Essential Reading to Understand the Issues, Part I: Fundamentalist History

It is apparent that this small blog is nothing novel; it plays a minor role in the grand drama to reform fundamentalism. Many fundamentalists, younger ones in particular, have grown to love what historic, biblical fundamentalism is all about while detesting some of the modern trends within the movement. While the older generation sees this as a some form of compromise, the newer has come to realize that it really is just a desire to return to the way things were intended to be by the founders of the movement. There really is a New Evangelicalism, but not all evangelicals are a part of it. That being the case, there really is a New Fundamentalism, a movement that hardly resembles the original. To understand the issues at hand, the true history of fundamentalism, where things went wrong, and the current attitude of the newer generations, I’d like to provide reading and other sources that I believe are essential.

First, you need to read up on fundamentalist history.

I guess knowing church history in general is a good place to start, but I can’t recommend any one source for that – a general understanding is all that’s necessary. Whatever you have access to should do the trick, in light of the fact that as you’re ready to study fundamentalist history you’ve probably looked into general church history already. If not, a small book like The Story of the Church by Clouse, Pierard, and Yamauchi (Moody) would be good. Also, take a look into Reformation history as well. I highly recommend William R. Estep’s Renaissance and Reformation (Eerdman’s), but if you’d like something more exhaustive, try Will Durant’s The Reformation, as part of his Story of Civilization series.

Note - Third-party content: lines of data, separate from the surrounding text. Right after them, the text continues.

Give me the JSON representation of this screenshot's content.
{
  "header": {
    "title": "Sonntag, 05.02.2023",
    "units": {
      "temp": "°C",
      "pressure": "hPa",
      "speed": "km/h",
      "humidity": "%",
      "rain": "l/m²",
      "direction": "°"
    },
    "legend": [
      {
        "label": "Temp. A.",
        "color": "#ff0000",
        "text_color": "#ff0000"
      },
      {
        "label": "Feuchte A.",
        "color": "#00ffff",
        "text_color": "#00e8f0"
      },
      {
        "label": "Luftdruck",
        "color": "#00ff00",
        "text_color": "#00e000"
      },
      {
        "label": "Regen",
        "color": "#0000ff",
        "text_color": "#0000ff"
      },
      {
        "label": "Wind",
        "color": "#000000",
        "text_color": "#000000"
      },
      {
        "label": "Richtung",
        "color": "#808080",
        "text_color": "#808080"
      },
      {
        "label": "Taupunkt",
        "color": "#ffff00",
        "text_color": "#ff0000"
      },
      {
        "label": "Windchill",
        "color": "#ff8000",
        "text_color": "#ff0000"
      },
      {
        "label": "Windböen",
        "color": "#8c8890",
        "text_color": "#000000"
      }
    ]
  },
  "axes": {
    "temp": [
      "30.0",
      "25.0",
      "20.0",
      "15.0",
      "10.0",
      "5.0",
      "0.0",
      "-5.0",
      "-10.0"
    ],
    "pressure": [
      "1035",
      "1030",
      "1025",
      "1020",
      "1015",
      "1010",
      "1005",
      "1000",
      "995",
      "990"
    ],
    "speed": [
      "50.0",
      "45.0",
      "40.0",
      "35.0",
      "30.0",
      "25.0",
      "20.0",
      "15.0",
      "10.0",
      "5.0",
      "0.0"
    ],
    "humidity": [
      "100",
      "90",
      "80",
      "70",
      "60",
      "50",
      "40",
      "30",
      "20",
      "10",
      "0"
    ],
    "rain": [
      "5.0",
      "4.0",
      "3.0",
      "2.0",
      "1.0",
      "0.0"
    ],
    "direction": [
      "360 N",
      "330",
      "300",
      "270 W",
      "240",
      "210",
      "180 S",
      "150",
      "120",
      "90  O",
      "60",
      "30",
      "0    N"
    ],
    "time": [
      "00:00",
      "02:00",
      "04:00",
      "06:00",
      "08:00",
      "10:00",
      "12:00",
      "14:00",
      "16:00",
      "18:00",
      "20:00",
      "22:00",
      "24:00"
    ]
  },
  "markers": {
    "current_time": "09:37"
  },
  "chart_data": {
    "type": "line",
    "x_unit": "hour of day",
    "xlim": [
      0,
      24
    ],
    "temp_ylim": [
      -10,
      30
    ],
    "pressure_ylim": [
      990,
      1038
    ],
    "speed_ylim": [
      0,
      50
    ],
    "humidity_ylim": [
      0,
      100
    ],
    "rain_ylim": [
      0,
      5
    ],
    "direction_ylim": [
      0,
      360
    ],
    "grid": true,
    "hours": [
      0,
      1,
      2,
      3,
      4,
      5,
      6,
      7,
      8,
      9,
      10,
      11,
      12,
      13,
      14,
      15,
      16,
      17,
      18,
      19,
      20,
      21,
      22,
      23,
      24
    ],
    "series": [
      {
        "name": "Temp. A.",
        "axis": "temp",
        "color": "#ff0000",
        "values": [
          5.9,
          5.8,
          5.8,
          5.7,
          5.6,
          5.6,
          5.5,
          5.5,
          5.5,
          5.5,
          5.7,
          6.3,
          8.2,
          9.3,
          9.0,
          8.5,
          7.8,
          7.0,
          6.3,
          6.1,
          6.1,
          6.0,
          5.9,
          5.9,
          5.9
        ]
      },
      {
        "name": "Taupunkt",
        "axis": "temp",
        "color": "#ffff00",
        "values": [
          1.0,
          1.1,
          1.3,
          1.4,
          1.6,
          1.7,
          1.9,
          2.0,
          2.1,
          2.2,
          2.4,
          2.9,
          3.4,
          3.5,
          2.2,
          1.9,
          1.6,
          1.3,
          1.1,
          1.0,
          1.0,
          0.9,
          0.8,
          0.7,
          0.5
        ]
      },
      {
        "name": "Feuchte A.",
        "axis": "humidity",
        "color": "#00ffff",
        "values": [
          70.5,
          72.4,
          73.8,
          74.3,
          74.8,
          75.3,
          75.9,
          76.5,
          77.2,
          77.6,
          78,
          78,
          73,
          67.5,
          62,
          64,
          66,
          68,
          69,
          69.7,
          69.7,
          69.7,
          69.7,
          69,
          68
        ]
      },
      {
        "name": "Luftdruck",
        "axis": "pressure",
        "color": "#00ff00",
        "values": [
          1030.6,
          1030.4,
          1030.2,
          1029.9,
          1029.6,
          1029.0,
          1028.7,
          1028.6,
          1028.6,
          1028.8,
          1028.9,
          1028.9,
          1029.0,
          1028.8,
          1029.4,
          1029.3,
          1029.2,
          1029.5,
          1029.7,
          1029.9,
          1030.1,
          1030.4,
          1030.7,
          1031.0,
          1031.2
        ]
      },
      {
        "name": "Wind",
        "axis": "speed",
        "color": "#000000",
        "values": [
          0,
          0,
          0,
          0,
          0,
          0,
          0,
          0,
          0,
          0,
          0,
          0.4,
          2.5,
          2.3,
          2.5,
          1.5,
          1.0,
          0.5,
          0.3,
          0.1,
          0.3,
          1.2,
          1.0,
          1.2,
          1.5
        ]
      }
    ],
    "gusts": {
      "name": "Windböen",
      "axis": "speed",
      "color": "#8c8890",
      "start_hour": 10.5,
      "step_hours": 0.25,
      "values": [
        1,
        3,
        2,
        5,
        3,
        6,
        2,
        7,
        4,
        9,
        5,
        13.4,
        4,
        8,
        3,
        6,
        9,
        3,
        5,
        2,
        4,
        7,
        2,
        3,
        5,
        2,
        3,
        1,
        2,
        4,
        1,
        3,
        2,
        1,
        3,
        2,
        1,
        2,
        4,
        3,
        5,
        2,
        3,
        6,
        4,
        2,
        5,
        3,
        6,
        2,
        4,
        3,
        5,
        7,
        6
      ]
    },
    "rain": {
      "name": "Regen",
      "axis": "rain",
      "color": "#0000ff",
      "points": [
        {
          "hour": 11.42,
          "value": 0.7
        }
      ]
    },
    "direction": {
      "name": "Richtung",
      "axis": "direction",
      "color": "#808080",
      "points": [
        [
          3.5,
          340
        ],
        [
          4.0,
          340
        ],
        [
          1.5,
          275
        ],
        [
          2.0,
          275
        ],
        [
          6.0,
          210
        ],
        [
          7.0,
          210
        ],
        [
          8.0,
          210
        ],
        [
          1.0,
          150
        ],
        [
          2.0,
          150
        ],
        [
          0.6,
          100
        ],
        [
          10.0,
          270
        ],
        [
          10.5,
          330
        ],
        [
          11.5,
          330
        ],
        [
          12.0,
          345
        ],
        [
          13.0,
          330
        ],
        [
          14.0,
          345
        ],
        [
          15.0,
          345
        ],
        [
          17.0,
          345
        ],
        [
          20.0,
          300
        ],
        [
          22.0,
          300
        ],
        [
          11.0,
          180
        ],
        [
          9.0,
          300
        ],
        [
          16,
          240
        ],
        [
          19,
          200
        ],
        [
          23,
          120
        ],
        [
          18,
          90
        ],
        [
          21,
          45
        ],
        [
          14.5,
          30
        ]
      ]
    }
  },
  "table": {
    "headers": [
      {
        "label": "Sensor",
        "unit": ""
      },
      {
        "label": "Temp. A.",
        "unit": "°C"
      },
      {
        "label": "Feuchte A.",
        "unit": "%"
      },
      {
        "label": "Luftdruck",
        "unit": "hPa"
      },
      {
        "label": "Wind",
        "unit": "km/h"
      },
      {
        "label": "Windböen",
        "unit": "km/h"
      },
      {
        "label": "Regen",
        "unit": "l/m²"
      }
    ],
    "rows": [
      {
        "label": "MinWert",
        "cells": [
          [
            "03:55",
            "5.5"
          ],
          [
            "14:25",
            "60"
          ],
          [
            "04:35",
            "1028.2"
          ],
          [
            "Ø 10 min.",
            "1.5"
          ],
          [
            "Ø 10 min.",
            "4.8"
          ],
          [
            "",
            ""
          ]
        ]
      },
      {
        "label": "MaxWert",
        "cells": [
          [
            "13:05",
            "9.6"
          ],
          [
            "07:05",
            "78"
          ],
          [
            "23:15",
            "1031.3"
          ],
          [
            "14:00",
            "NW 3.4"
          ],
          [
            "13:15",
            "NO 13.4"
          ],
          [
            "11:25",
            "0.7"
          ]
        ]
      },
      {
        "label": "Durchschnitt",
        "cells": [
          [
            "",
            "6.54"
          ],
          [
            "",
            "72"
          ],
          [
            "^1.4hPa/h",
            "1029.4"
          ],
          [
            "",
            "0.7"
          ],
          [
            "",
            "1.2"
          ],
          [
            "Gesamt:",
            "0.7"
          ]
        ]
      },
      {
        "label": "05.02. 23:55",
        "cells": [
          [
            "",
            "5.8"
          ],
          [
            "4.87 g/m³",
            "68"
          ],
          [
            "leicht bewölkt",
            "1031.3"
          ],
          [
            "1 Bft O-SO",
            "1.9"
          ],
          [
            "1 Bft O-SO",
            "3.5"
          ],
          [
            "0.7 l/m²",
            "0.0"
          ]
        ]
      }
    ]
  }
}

Once you’ve done that, two important resources on fundamentalist history are:
A History of Fundamentalism in America by George W. Dollar (BJU) – this provides a fundamentalist perspective, is fairly exhaustive, and has a terrific biographical index.
Fundamentalism and the American Culture by George M. Marsden (Oxford) – a more unbiased look and a standard reference.

Of course, other books exist on fundamentalist history. I would stay away from Cole’s work for it propagates the false idea that a fundamentalist is simply one who adheres to the “five fundamentals” – whatever those may be.

Also essential to the historic element is a reading, or at least a skimming through The Fundamentals. After all, this is where the name comes from. It was edited by R.A. Torrey as a scholarly yet biblical defense of the faith. Authors include Warfield, Ryle, Scofield, Gray, Morgan, and Ironside. After getting a picture of what fundamentalists were like, read J.I Packer’s Fundamentalism and Word of God. This book will summarize a lot of what has been gleaned as well as prepare the way for understanding the difference between modern and historic fundamentalism and the issues produced by it.

This should keep you busy for a while, as I try to organize the next section, which will deal with analysis and response to fundamentalism. Anything you’d like to amend or add to this list will be appreciated as well as suggestions for the future.